Thursday, 25 September 2025

Guest Blog: Interviewing AI: Using Qualitative Methods to Explore and Capture Machines’ Characteristics and Behaviors

by Mohammad Hossein Jarrahi

Jarrahi, M. H. (2025). Interviewing AI: Using qualitative methods to explore and capture machines’ characteristics and behaviors. Big Data & Society12(3), 20539517251381697. (Original work published 2025)

AI systems are now woven into the everyday lives of millions, yet their behavior often surprises even their own creators. Traditional methods of researching technology can certainly tell part of the story, especially how different groups of users make sense of these tools, but they may miss how AI systems actually act and behave in unpredictable ways. I argue that we need to develop new methods of data collection and analysis.
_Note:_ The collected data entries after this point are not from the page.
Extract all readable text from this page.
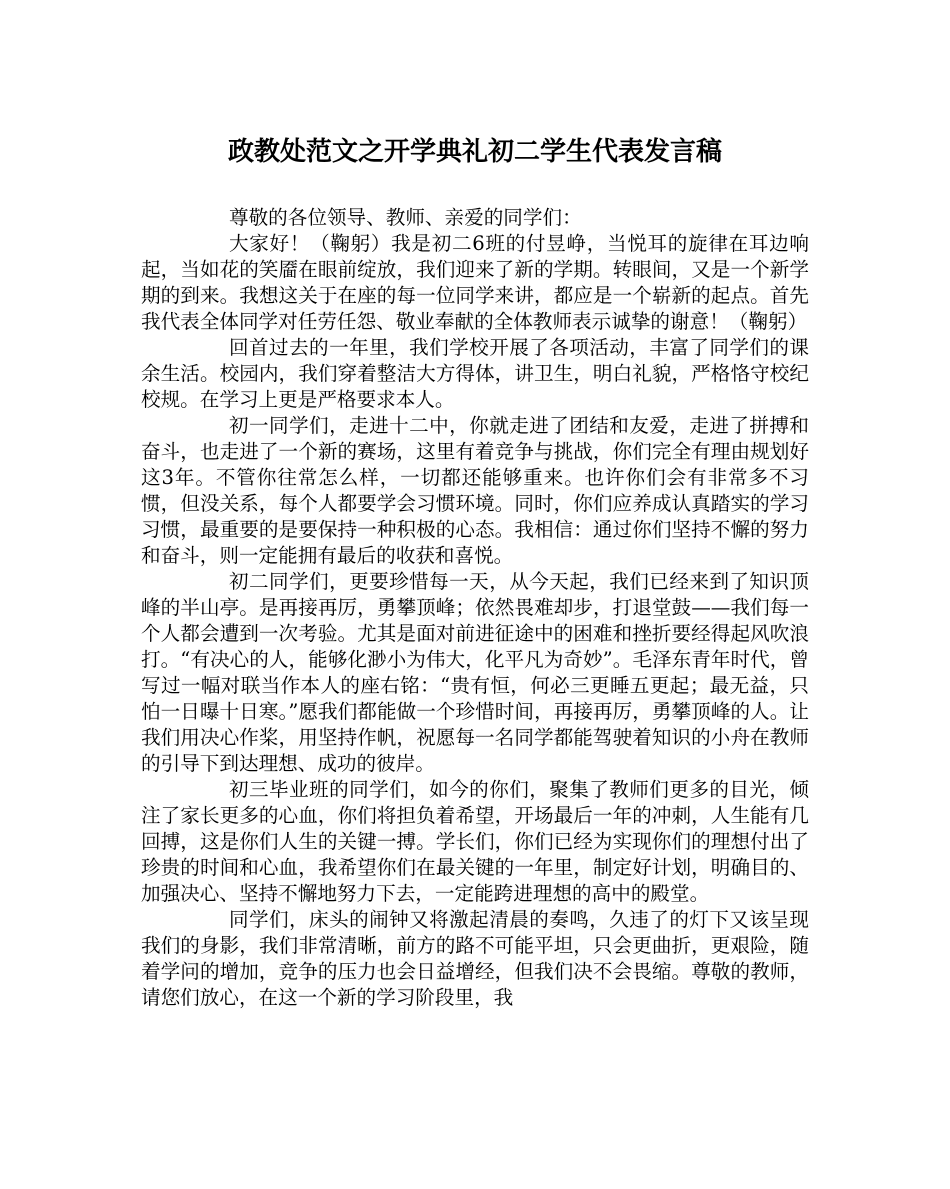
政教处范文之开学典礼初二学生代表发言稿

尊敬的各位领导、教师、亲爱的同学们：

大家好！（鞠躬）我是初二6班的付昱峥，当悦耳的旋律在耳边响起，当如花的笑靥在眼前绽放，我们迎来了新的学期。转眼间，又是一个新学期的到来。我想这关于在座的每一位同学来讲，都应是一个崭新的起点。首先我代表全体同学对任劳任怨、敬业奉献的全体教师表示诚挚的谢意！（鞠躬）

回首过去的一年里，我们学校开展了各项活动，丰富了同学们的课余生活。校园内，我们穿着整洁大方得体，讲卫生，明白礼貌，严格恪守校纪校规。在学习上更是严格要求本人。

初一同学们，走进十二中，你就走进了团结和友爱，走进了拼搏和奋斗，也走进了一个新的赛场，这里有着竞争与挑战，你们完全有理由规划好这3年。不管你往常怎么样，一切都还能够重来。也许你们会有非常多不习惯，但没关系，每个人都要学会习惯环境。同时，你们应养成认真踏实的学习习惯，最重要的是要保持一种积极的心态。我相信：通过你们坚持不懈的努力和奋斗，则一定能拥有最后的收获和喜悦。

初二同学们，更要珍惜每一天，从今天起，我们已经来到了知识顶峰的半山亭。是再接再厉，勇攀顶峰；依然畏难却步，打退堂鼓——我们每一个人都会遭到一次考验。尤其是面对前进征途中的困难和挫折要经得起风吹浪打。“有决心的人，能够化渺小为伟大，化平凡为奇妙”。毛泽东青年时代，曾写过一幅对联当作本人的座右铭：“贵有恒，何必三更睡五更起；最无益，只怕一日曝十日寒。”愿我们都能做一个珍惜时间，再接再厉，勇攀顶峰的人。让我们用决心作桨，用坚持作帆，祝愿每一名同学都能驾驶着知识的小舟在教师的引导下到达理想、成功的彼岸。

初三毕业班的同学们，如今的你们，聚集了教师们更多的目光，倾注了家长更多的心血，你们将担负着希望，开场最后一年的冲刺，人生能有几回搏，这是你们人生的关键一搏。学长们，你们已经为实现你们的理想付出了珍贵的时间和心血，我希望你们在最关键的一年里，制定好计划，明确目的、加强决心、坚持不懈地努力下去，一定能跨进理想的高中的殿堂。

同学们，床头的闹钟又将激起清晨的奏鸣，久违了的灯下又该呈现我们的身影，我们非常清晰，前方的路不可能平坦，只会更曲折，更艰险，随着学问的增加，竞争的压力也会日益增经，但我们决不会畏缩。尊敬的教师，请您们放心，在这一个新的学习阶段里，我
This paper therefore grew out of that gap. I asked a simple question: what if I studied AI the way social scientists study people, by interviewing it?

 

I introduce "interviewing AI," a qualitative toolkit for making sense of machine behavior. It begins with open exploration to learn a system's quirks. It then moves to structured probing that varies prompts, stages scenarios, pushes at boundaries, and poses counterfactual "what if" questions to surface hidden patterns, breakdowns, and traces of reasoning. To widen the lens, I offer two designs: Temporal Interaction Analysis tracks the same system over time to capture shifts after updates or sustained use, and Comparative Synchronic Analysis compares multiple systems on the same tasks to reveal differences that matter in practice.

 

I pair these methods with qualitative analysis techniques such as thematic coding and critical discourse analysis to identify patterns and uncover embedded biases. Throughout, I argue for transparency and reflexivity, and I caution against reading too much human intent into machine outputs (i.e., anthropomorphization). I also make a case for treating prompts and AI responses as a single unit of analysis, as humans and AI co-produce the exchange.

 

Readers can expect a practical, research-ready holistic qualitative framework that complements other research approaches in human-centered studies of AI, helping designers, governors, and scholars document where systems help, where they fail, and why, and turn messy interactions into rigorous insights.